Starting with the practical: it is a thick, square, heavy book (especially the hard-back version), not conducive to reading in bed, on one's back, as I often like to do -- a small quibble to many, but for me a major drawback in what is essentially a 'pleasure' book, not a textbook. It's coffee-table quality almost makes it more a volume for show than for reading (which is unfortunate)... Stephen Hawking's "Brief History of Time" was called perhaps the most widely-selling, UNread book in publishing history -- I fear Pickover's book could suffer a similar fate (even though it is more readable than Hawking's). I realize Pickover is probably trying to reach out to a very broad audience, but for my taste it is simply TOO glossy and glitzy; almost gaudy, and almost a turn-off. Moreover, the short, bite-size text entries are simply too brief to really afford the reader much substantive information on the subjects at-hand. Whereas, Crilly and Elwes, give the reader enough, as I say, to chew on, Pickover often just scratches the surface here, instead of fleshing things out. Each page leaves me wanting more, and feeling shortchanged. Take away the artistic presentation and you are left largely with a pithy, somewhat pedantic regurgitation of quite interesting historical math tidbits, for which you need Google standing by if you wish to explore further… it's a somewhat "Cliff"Notes version of math history (...although I also realize Pickover likes to experiment with math writing styles and presentation -- still, this volume seems a bit of a 'puff-piece' compared to some of his other fine works, and it would be ashamed, I think, if he became better known for this book than his other contributions). Overall, I am still glad I bought the book, as a reference source... but am also glad I got it at a heavy discount ;-))

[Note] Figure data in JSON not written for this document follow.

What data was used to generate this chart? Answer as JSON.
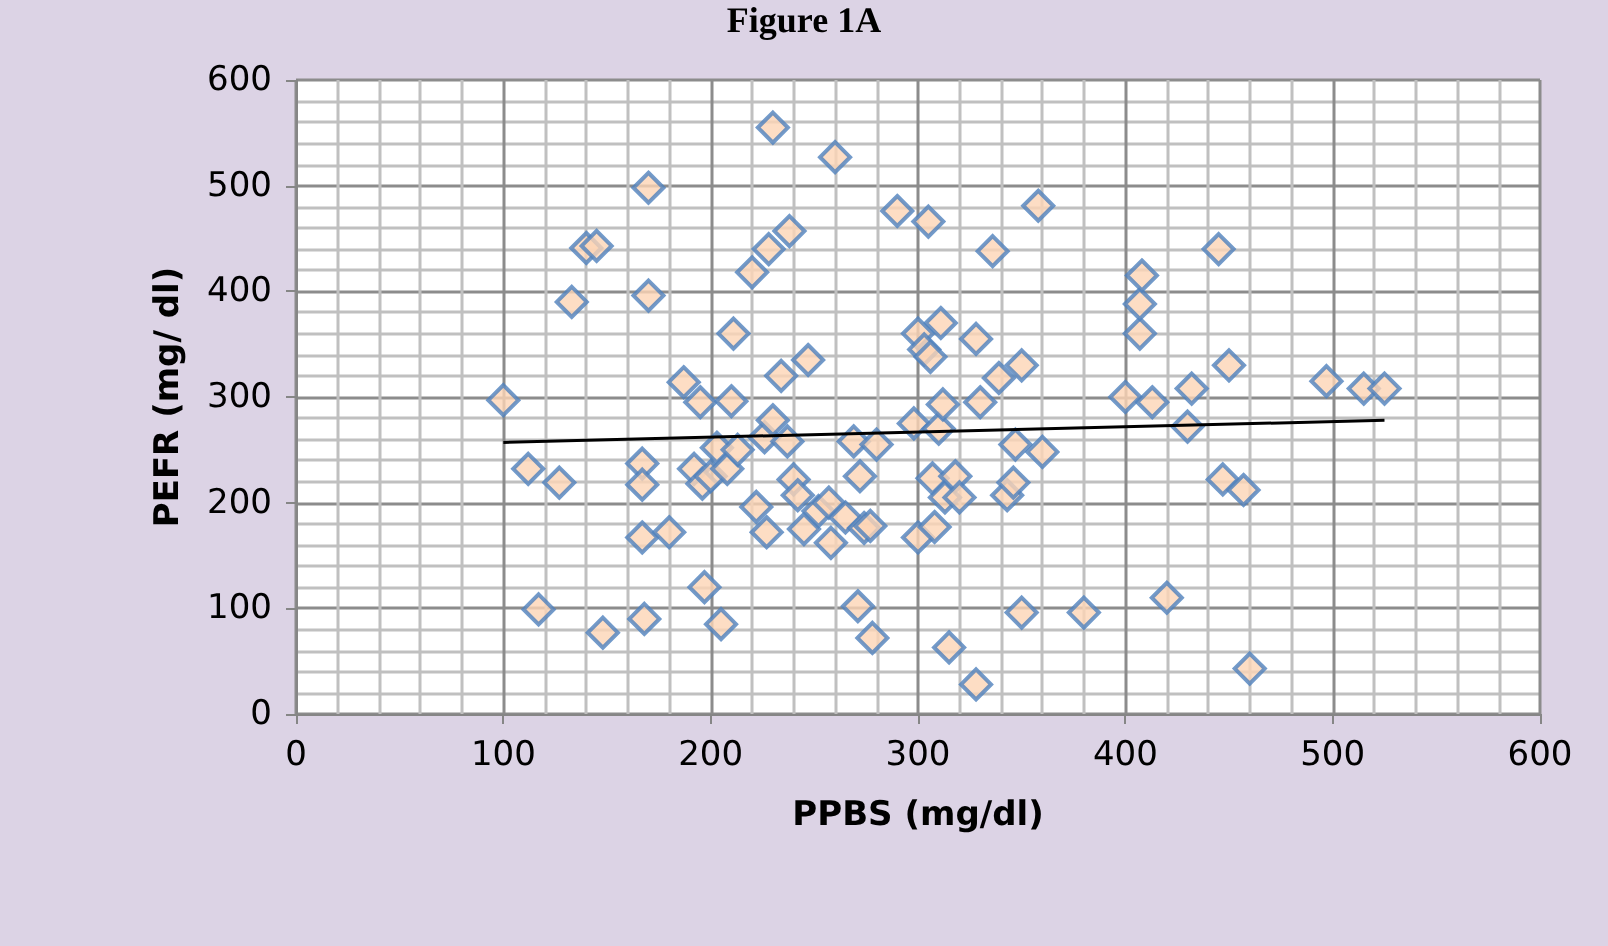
{
  "chart_data": {
    "type": "scatter",
    "title": "Figure 1A",
    "xlabel": "PPBS (mg/dl)",
    "ylabel": "PEFR (mg/ dl)",
    "xlim": [
      0,
      600
    ],
    "ylim": [
      0,
      600
    ],
    "xticks": [
      0,
      100,
      200,
      300,
      400,
      500,
      600
    ],
    "yticks": [
      0,
      100,
      200,
      300,
      400,
      500,
      600
    ],
    "grid": true,
    "marker": "diamond",
    "series": [
      {
        "color": "#4f81bd",
        "x": [
          100,
          112,
          117,
          127,
          133,
          140,
          145,
          148,
          167,
          167,
          167,
          168,
          170,
          170,
          180,
          187,
          192,
          195,
          196,
          197,
          200,
          203,
          205,
          208,
          210,
          211,
          213,
          220,
          222,
          226,
          227,
          228,
          230,
          230,
          234,
          237,
          238,
          240,
          242,
          245,
          247,
          252,
          257,
          258,
          260,
          265,
          269,
          271,
          272,
          274,
          277,
          278,
          280,
          290,
          298,
          300,
          300,
          303,
          305,
          306,
          307,
          308,
          310,
          311,
          312,
          313,
          315,
          318,
          320,
          328,
          328,
          330,
          336,
          339,
          343,
          346,
          347,
          350,
          350,
          358,
          360,
          380,
          400,
          407,
          407,
          408,
          413,
          420,
          430,
          432,
          445,
          447,
          450,
          457,
          460,
          497,
          515,
          525
        ],
        "values": [
          297,
          232,
          99,
          219,
          390,
          441,
          443,
          77,
          237,
          217,
          167,
          90,
          498,
          396,
          172,
          314,
          232,
          295,
          218,
          120,
          225,
          252,
          85,
          232,
          296,
          360,
          250,
          418,
          196,
          262,
          172,
          440,
          278,
          555,
          320,
          258,
          457,
          222,
          207,
          175,
          335,
          192,
          200,
          162,
          527,
          186,
          258,
          102,
          225,
          176,
          178,
          72,
          255,
          476,
          275,
          167,
          360,
          345,
          466,
          338,
          223,
          177,
          270,
          370,
          293,
          205,
          63,
          225,
          205,
          355,
          28,
          295,
          438,
          318,
          207,
          219,
          255,
          330,
          96,
          481,
          248,
          96,
          300,
          360,
          388,
          415,
          295,
          110,
          272,
          308,
          440,
          222,
          330,
          212,
          43,
          315,
          308,
          308
        ]
      },
      {
        "type": "line",
        "color": "#000000",
        "marker": "none",
        "x": [
          100,
          525
        ],
        "values": [
          257,
          278
        ]
      }
    ]
  }
}
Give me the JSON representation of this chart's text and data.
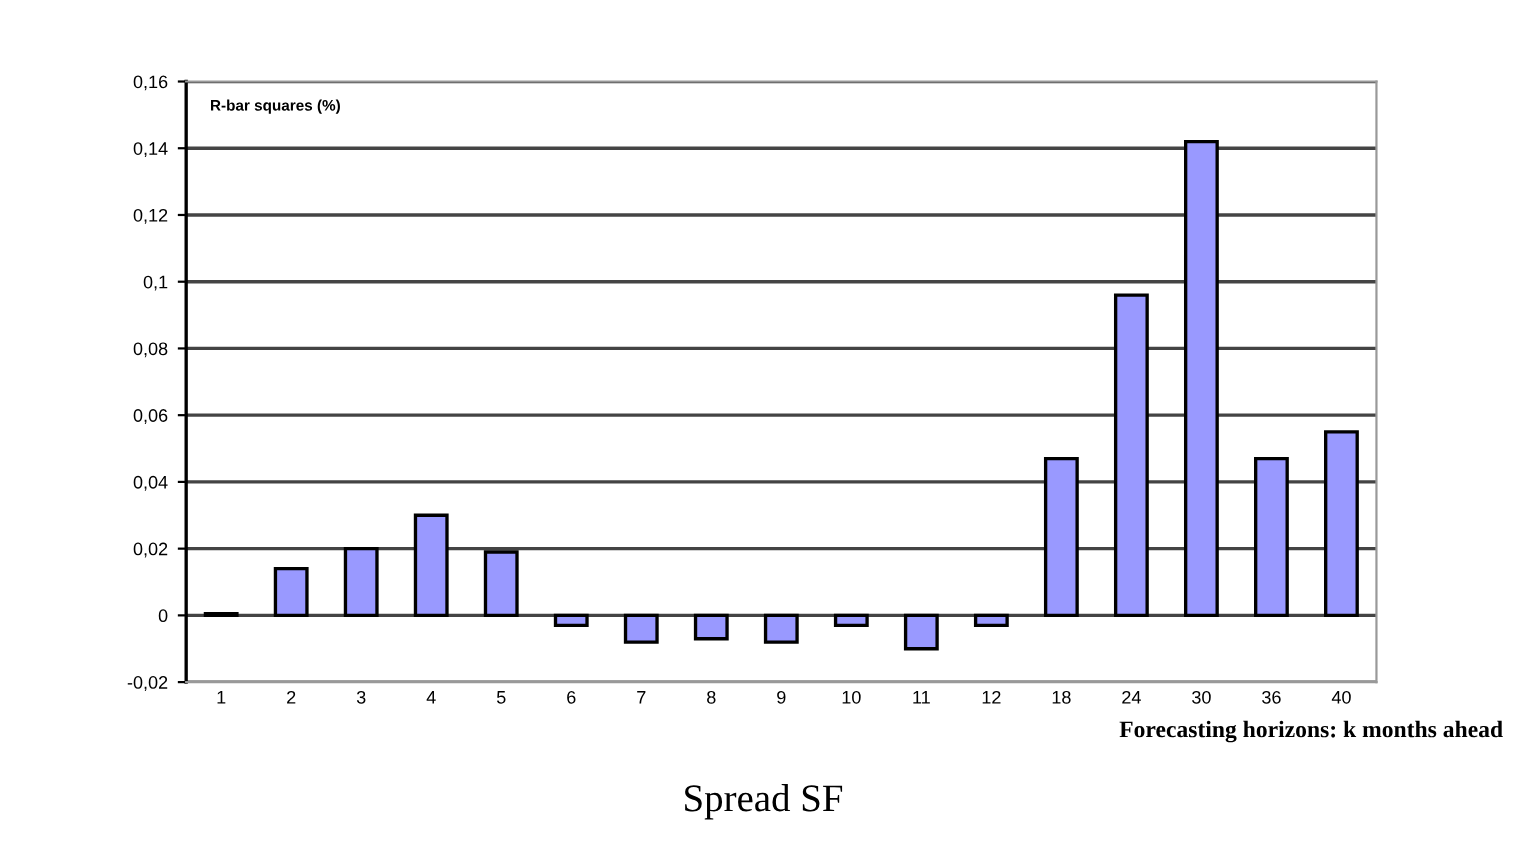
{
  "chart_data": {
    "type": "bar",
    "title": "Spread SF",
    "ylabel": "R-bar squares (%)",
    "xlabel": "Forecasting horizons: k months ahead",
    "categories": [
      "1",
      "2",
      "3",
      "4",
      "5",
      "6",
      "7",
      "8",
      "9",
      "10",
      "11",
      "12",
      "18",
      "24",
      "30",
      "36",
      "40"
    ],
    "values": [
      0.0005,
      0.014,
      0.02,
      0.03,
      0.019,
      -0.003,
      -0.008,
      -0.007,
      -0.008,
      -0.003,
      -0.01,
      -0.003,
      0.047,
      0.096,
      0.142,
      0.047,
      0.055
    ],
    "color": "#9999ff",
    "ylim": [
      -0.02,
      0.16
    ],
    "yticks": [
      {
        "value": -0.02,
        "label": "-0,02"
      },
      {
        "value": 0,
        "label": "0"
      },
      {
        "value": 0.02,
        "label": "0,02"
      },
      {
        "value": 0.04,
        "label": "0,04"
      },
      {
        "value": 0.06,
        "label": "0,06"
      },
      {
        "value": 0.08,
        "label": "0,08"
      },
      {
        "value": 0.1,
        "label": "0,1"
      },
      {
        "value": 0.12,
        "label": "0,12"
      },
      {
        "value": 0.14,
        "label": "0,14"
      },
      {
        "value": 0.16,
        "label": "0,16"
      }
    ],
    "grid": "y",
    "legend": false
  }
}
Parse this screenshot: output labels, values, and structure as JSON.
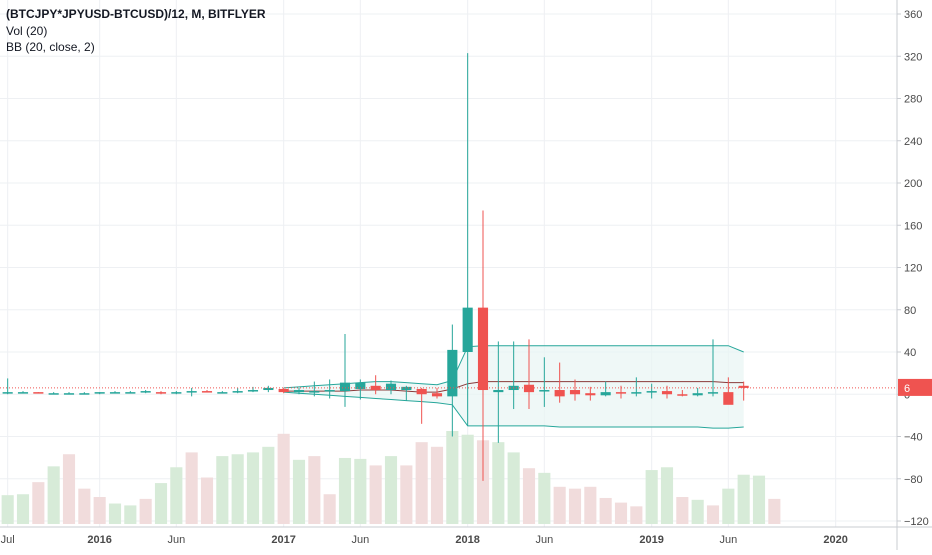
{
  "legend": {
    "title": "(BTCJPY*JPYUSD-BTCUSD)/12, M, BITFLYER",
    "volume": "Vol (20)",
    "bb": "BB (20, close, 2)"
  },
  "last_price_label": "6",
  "colors": {
    "up": "#26a69a",
    "down": "#ef5350",
    "up_volume": "#d7ebd8",
    "down_volume": "#f1dcdc",
    "bb_band": "#26a69a",
    "bb_basis": "#8b3a3a",
    "bb_fill": "#e8f5f3",
    "price_line": "#ef5350",
    "grid": "#eef0f3",
    "axis_text": "#4a4a4a"
  },
  "chart_data": {
    "type": "candlestick",
    "y_axis_ticks": [
      "360",
      "320",
      "280",
      "240",
      "200",
      "160",
      "120",
      "80",
      "40",
      "0",
      "−40",
      "−80",
      "−120"
    ],
    "y_axis_values": [
      360,
      320,
      280,
      240,
      200,
      160,
      120,
      80,
      40,
      0,
      -40,
      -80,
      -120
    ],
    "ylim": [
      -120,
      360
    ],
    "x_axis_labels": [
      "Jul",
      "2016",
      "Jun",
      "2017",
      "Jun",
      "2018",
      "Jun",
      "2019",
      "Jun",
      "2020"
    ],
    "x_axis_months": [
      0,
      6,
      11,
      18,
      23,
      30,
      35,
      42,
      47,
      54
    ],
    "x_month_range": [
      -0.5,
      58
    ],
    "last_price": 6,
    "candles": [
      {
        "m": 0,
        "o": 2,
        "h": 15,
        "l": 0,
        "c": 2
      },
      {
        "m": 1,
        "o": 2,
        "h": 3,
        "l": 1,
        "c": 2
      },
      {
        "m": 2,
        "o": 2,
        "h": 2,
        "l": 1,
        "c": 1
      },
      {
        "m": 3,
        "o": 1,
        "h": 2,
        "l": 0,
        "c": 1
      },
      {
        "m": 4,
        "o": 1,
        "h": 2,
        "l": 0,
        "c": 1
      },
      {
        "m": 5,
        "o": 1,
        "h": 2,
        "l": 0,
        "c": 1
      },
      {
        "m": 6,
        "o": 1,
        "h": 2,
        "l": 0,
        "c": 2
      },
      {
        "m": 7,
        "o": 2,
        "h": 3,
        "l": 1,
        "c": 2
      },
      {
        "m": 8,
        "o": 2,
        "h": 3,
        "l": 1,
        "c": 2
      },
      {
        "m": 9,
        "o": 2,
        "h": 4,
        "l": 1,
        "c": 3
      },
      {
        "m": 10,
        "o": 2,
        "h": 3,
        "l": 0,
        "c": 1
      },
      {
        "m": 11,
        "o": 1,
        "h": 3,
        "l": 0,
        "c": 2
      },
      {
        "m": 12,
        "o": 2,
        "h": 6,
        "l": -2,
        "c": 3
      },
      {
        "m": 13,
        "o": 3,
        "h": 4,
        "l": 2,
        "c": 2
      },
      {
        "m": 14,
        "o": 2,
        "h": 3,
        "l": 1,
        "c": 2
      },
      {
        "m": 15,
        "o": 2,
        "h": 6,
        "l": 1,
        "c": 3
      },
      {
        "m": 16,
        "o": 3,
        "h": 7,
        "l": 2,
        "c": 4
      },
      {
        "m": 17,
        "o": 4,
        "h": 8,
        "l": 2,
        "c": 6
      },
      {
        "m": 18,
        "o": 5,
        "h": 6,
        "l": 1,
        "c": 2
      },
      {
        "m": 19,
        "o": 2,
        "h": 6,
        "l": 0,
        "c": 4
      },
      {
        "m": 20,
        "o": 3,
        "h": 12,
        "l": -2,
        "c": 3
      },
      {
        "m": 21,
        "o": 3,
        "h": 14,
        "l": -4,
        "c": 4
      },
      {
        "m": 22,
        "o": 3,
        "h": 57,
        "l": -12,
        "c": 11
      },
      {
        "m": 23,
        "o": 5,
        "h": 14,
        "l": -5,
        "c": 11
      },
      {
        "m": 24,
        "o": 8,
        "h": 18,
        "l": 0,
        "c": 4
      },
      {
        "m": 25,
        "o": 4,
        "h": 13,
        "l": 0,
        "c": 10
      },
      {
        "m": 26,
        "o": 4,
        "h": 8,
        "l": -6,
        "c": 7
      },
      {
        "m": 27,
        "o": 5,
        "h": 6,
        "l": -28,
        "c": 0
      },
      {
        "m": 28,
        "o": 1,
        "h": 6,
        "l": -4,
        "c": -2
      },
      {
        "m": 29,
        "o": -2,
        "h": 66,
        "l": -40,
        "c": 42
      },
      {
        "m": 30,
        "o": 40,
        "h": 323,
        "l": -30,
        "c": 82
      },
      {
        "m": 31,
        "o": 82,
        "h": 174,
        "l": -82,
        "c": 4
      },
      {
        "m": 32,
        "o": 2,
        "h": 50,
        "l": -46,
        "c": 4
      },
      {
        "m": 33,
        "o": 4,
        "h": 50,
        "l": -14,
        "c": 8
      },
      {
        "m": 34,
        "o": 9,
        "h": 52,
        "l": -14,
        "c": 2
      },
      {
        "m": 35,
        "o": 3,
        "h": 35,
        "l": -12,
        "c": 4
      },
      {
        "m": 36,
        "o": 4,
        "h": 30,
        "l": -8,
        "c": -2
      },
      {
        "m": 37,
        "o": 4,
        "h": 14,
        "l": -6,
        "c": 0
      },
      {
        "m": 38,
        "o": 1,
        "h": 7,
        "l": -6,
        "c": -1
      },
      {
        "m": 39,
        "o": -1,
        "h": 12,
        "l": -2,
        "c": 2
      },
      {
        "m": 40,
        "o": 2,
        "h": 8,
        "l": -4,
        "c": 1
      },
      {
        "m": 41,
        "o": 2,
        "h": 16,
        "l": -2,
        "c": 2
      },
      {
        "m": 42,
        "o": 2,
        "h": 10,
        "l": -4,
        "c": 3
      },
      {
        "m": 43,
        "o": 3,
        "h": 8,
        "l": -4,
        "c": 0
      },
      {
        "m": 44,
        "o": 0,
        "h": 4,
        "l": -2,
        "c": -1
      },
      {
        "m": 45,
        "o": -1,
        "h": 6,
        "l": -2,
        "c": 1
      },
      {
        "m": 46,
        "o": 1,
        "h": 52,
        "l": -2,
        "c": 2
      },
      {
        "m": 47,
        "o": 2,
        "h": 16,
        "l": -8,
        "c": -10
      },
      {
        "m": 48,
        "o": 8,
        "h": 12,
        "l": -6,
        "c": 6
      }
    ],
    "bollinger": {
      "months": [
        18,
        19,
        20,
        21,
        22,
        23,
        24,
        25,
        26,
        27,
        28,
        29,
        30,
        31,
        32,
        33,
        34,
        35,
        36,
        37,
        38,
        39,
        40,
        41,
        42,
        43,
        44,
        45,
        46,
        47,
        48
      ],
      "upper": [
        6,
        7,
        8,
        9,
        10,
        11,
        12,
        12,
        11,
        10,
        9,
        13,
        45,
        46,
        46,
        46,
        46,
        46,
        46,
        46,
        46,
        46,
        46,
        46,
        46,
        46,
        46,
        46,
        46,
        46,
        40
      ],
      "basis": [
        3,
        3,
        3,
        3,
        3,
        4,
        4,
        4,
        3,
        2,
        2,
        5,
        10,
        12,
        12,
        12,
        12,
        12,
        12,
        12,
        12,
        12,
        12,
        12,
        12,
        12,
        12,
        12,
        12,
        11,
        11
      ],
      "lower": [
        2,
        1,
        0,
        -1,
        -2,
        -3,
        -4,
        -5,
        -6,
        -7,
        -8,
        -10,
        -30,
        -30,
        -30,
        -30,
        -30,
        -30,
        -31,
        -31,
        -31,
        -31,
        -31,
        -31,
        -31,
        -31,
        -31,
        -31,
        -32,
        -32,
        -31
      ]
    },
    "volume": {
      "vmax": 100,
      "bars": [
        {
          "m": 0,
          "v": 31,
          "up": true
        },
        {
          "m": 1,
          "v": 32,
          "up": true
        },
        {
          "m": 2,
          "v": 45,
          "up": false
        },
        {
          "m": 3,
          "v": 62,
          "up": true
        },
        {
          "m": 4,
          "v": 75,
          "up": false
        },
        {
          "m": 5,
          "v": 38,
          "up": false
        },
        {
          "m": 6,
          "v": 29,
          "up": false
        },
        {
          "m": 7,
          "v": 22,
          "up": true
        },
        {
          "m": 8,
          "v": 20,
          "up": true
        },
        {
          "m": 9,
          "v": 27,
          "up": false
        },
        {
          "m": 10,
          "v": 44,
          "up": true
        },
        {
          "m": 11,
          "v": 61,
          "up": true
        },
        {
          "m": 12,
          "v": 77,
          "up": false
        },
        {
          "m": 13,
          "v": 50,
          "up": false
        },
        {
          "m": 14,
          "v": 73,
          "up": true
        },
        {
          "m": 15,
          "v": 75,
          "up": true
        },
        {
          "m": 16,
          "v": 77,
          "up": true
        },
        {
          "m": 17,
          "v": 83,
          "up": true
        },
        {
          "m": 18,
          "v": 97,
          "up": false
        },
        {
          "m": 19,
          "v": 69,
          "up": true
        },
        {
          "m": 20,
          "v": 73,
          "up": false
        },
        {
          "m": 21,
          "v": 32,
          "up": false
        },
        {
          "m": 22,
          "v": 71,
          "up": true
        },
        {
          "m": 23,
          "v": 70,
          "up": true
        },
        {
          "m": 24,
          "v": 63,
          "up": false
        },
        {
          "m": 25,
          "v": 73,
          "up": true
        },
        {
          "m": 26,
          "v": 63,
          "up": false
        },
        {
          "m": 27,
          "v": 88,
          "up": false
        },
        {
          "m": 28,
          "v": 83,
          "up": false
        },
        {
          "m": 29,
          "v": 100,
          "up": true
        },
        {
          "m": 30,
          "v": 96,
          "up": true
        },
        {
          "m": 31,
          "v": 90,
          "up": false
        },
        {
          "m": 32,
          "v": 88,
          "up": true
        },
        {
          "m": 33,
          "v": 77,
          "up": true
        },
        {
          "m": 34,
          "v": 60,
          "up": false
        },
        {
          "m": 35,
          "v": 55,
          "up": true
        },
        {
          "m": 36,
          "v": 40,
          "up": false
        },
        {
          "m": 37,
          "v": 38,
          "up": false
        },
        {
          "m": 38,
          "v": 40,
          "up": false
        },
        {
          "m": 39,
          "v": 28,
          "up": false
        },
        {
          "m": 40,
          "v": 23,
          "up": false
        },
        {
          "m": 41,
          "v": 19,
          "up": false
        },
        {
          "m": 42,
          "v": 58,
          "up": true
        },
        {
          "m": 43,
          "v": 61,
          "up": true
        },
        {
          "m": 44,
          "v": 29,
          "up": false
        },
        {
          "m": 45,
          "v": 26,
          "up": true
        },
        {
          "m": 46,
          "v": 20,
          "up": false
        },
        {
          "m": 47,
          "v": 38,
          "up": true
        },
        {
          "m": 48,
          "v": 53,
          "up": true
        },
        {
          "m": 49,
          "v": 52,
          "up": true
        },
        {
          "m": 50,
          "v": 27,
          "up": false
        }
      ]
    }
  }
}
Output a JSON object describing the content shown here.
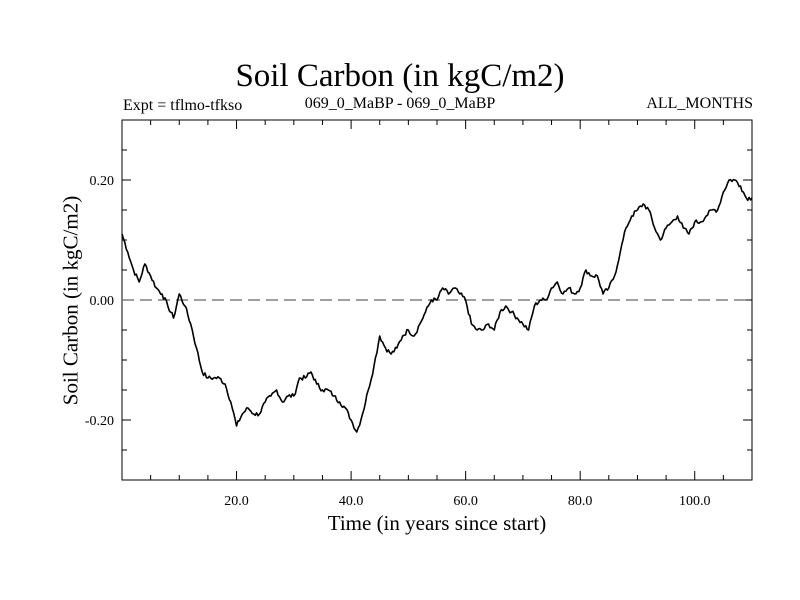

In short, I can recommend this volume to young people beginning their journey in mathematics, as a sort of starter book, an initiation into the field of math, but am more reluctant recommending it to readers who are further-along, for whom there may be many better selections... including fuller text and less glitz. Still, many may (and clearly DO) find its style, format, elegance, and sheer breadth of topics, captivating enough to want it for their bookshelf (...or coffee table) -- indeed, mine seems to be a minority view; those who are particularly enamored of this book, feel free to chime in, in the comments, about what makes it so laudable or useful from your standpoint…

(Also, if you DO like this offering from Pickover, it is worth noting that he followed it up with a similarly-styled volume called "The Physics Book.")

By the way, the books I cited above from Crilly and Elwes that I very much liked and do recommend are:

"The Big Questions: Mathematics" and  "50 Mathematical Ideas You Really Need to Know" -- both by Tony Crilly

and, "Mathematics Without the Boring Bits" -- by Richard Elwes
Also, Elwes did an even more encyclopedic/comprehensive volume of math topics than Pickover's book, called "Mathematics 1001," but minus the glossiness -- I prefer the Elwes offering, if you're looking for terse treatments, but understand it won't carry the popular appeal of Pickover's effort.

Finally, for anyone who especially likes Pickover's book for its 'historical' format, I might just mention that Pat Ballew does a wonderful job of regularly noting mathematics history in his "On this Day in Math" entries over at "Pat's Blog."

1 comment:

.mau. said...

I have always been wary of Pickover either :-), so I did not get the book.

I heartily recommend "50 Mathematical Ideas You Really Need to Know" and "Mathematics 1001" (or "Maths 1001" in case you are buying it in Europe :-) ) too!